Originally Posted by strunz

$\frac{8}{y-2}-\frac{13}{2}=\frac{3}{2y-4}$

LCD must be 2y-4

$(\frac{8}{y-2})(\frac{2y-4}{2y-4})-(\frac{13}{2})(\frac{2y-4}{2y-4})=(\frac{3}{2y-4})(\frac{2y-4}{2y-4})$

...Someplace I've must made a mistake as my book says y=3.

If the LCD is 2(y - 2) (and you're right: it is), then why are you converting to the various different denominators you did...?

Instead, try multiplying through (since this is an equation, so "multiplying through" is allowed) by what that common denominator would be, were you converting to it.

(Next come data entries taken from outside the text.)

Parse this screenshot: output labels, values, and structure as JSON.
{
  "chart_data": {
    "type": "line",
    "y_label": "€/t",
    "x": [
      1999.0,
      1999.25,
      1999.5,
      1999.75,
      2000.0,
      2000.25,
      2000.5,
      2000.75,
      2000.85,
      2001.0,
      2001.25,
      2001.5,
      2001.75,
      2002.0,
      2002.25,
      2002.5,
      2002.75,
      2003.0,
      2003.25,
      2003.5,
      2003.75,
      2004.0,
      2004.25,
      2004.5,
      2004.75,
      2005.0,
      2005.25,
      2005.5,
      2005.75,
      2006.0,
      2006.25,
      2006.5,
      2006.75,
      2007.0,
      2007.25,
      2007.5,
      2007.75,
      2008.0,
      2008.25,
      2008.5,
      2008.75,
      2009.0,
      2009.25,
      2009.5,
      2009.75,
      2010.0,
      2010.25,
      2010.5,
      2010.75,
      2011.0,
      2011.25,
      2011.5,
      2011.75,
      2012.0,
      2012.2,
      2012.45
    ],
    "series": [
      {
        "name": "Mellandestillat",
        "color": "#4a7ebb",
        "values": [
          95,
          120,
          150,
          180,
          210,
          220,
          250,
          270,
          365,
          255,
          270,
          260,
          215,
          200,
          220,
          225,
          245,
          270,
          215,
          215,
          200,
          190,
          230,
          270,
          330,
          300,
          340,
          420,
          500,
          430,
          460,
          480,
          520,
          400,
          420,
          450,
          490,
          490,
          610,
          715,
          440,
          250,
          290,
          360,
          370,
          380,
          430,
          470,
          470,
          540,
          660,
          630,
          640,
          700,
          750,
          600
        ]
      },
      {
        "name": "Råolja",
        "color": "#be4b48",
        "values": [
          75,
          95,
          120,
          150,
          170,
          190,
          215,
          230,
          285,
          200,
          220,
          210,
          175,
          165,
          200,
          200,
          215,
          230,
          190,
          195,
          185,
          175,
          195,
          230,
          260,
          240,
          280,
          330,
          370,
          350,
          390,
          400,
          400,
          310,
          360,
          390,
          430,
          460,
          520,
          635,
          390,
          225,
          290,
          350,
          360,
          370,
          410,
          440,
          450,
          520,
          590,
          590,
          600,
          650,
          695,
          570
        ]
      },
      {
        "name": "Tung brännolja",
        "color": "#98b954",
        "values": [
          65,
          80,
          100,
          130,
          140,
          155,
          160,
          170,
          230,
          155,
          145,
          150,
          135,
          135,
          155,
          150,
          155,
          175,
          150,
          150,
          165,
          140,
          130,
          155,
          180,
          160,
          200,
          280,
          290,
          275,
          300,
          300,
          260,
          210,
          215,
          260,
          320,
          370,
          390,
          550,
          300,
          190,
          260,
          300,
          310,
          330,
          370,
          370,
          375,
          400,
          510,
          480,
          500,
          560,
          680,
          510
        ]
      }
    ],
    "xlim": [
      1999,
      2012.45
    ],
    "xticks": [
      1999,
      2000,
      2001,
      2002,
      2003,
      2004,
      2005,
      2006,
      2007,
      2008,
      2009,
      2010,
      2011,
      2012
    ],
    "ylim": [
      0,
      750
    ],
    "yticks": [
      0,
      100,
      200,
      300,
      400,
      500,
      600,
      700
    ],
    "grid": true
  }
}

. . . . . $\frac{8}{y\, -\, 2}\, -\, \frac{13}{2}\, =\, \frac{3}{2(y\, -\, 2)}$

. . . . . $\left(\frac{8}{y\, -\, 2}\right)\left(\frac{2(y\, -\, 2)}{1}\right)\, -\, \left(\frac{13}{2}\right)\left(\frac{2(y\, -\, 2)}{1}\right)\, =\, \left(\frac{3}{2(y\, -\, 2)}\right)\left(\frac{2(y\, -\, 2)}{1}\right)$

. . . . . $(8)(2)\, -\, (13)(y\, -\, 2)\, =\, 3$

. . . . . $16\, -\, 13y\, +\, 26\, =\, 3$

. . . . . $16\, +\, 26\, -\, 3\, =\, 13y$

. . . . . $39\, =\, 13y$

...and so forth.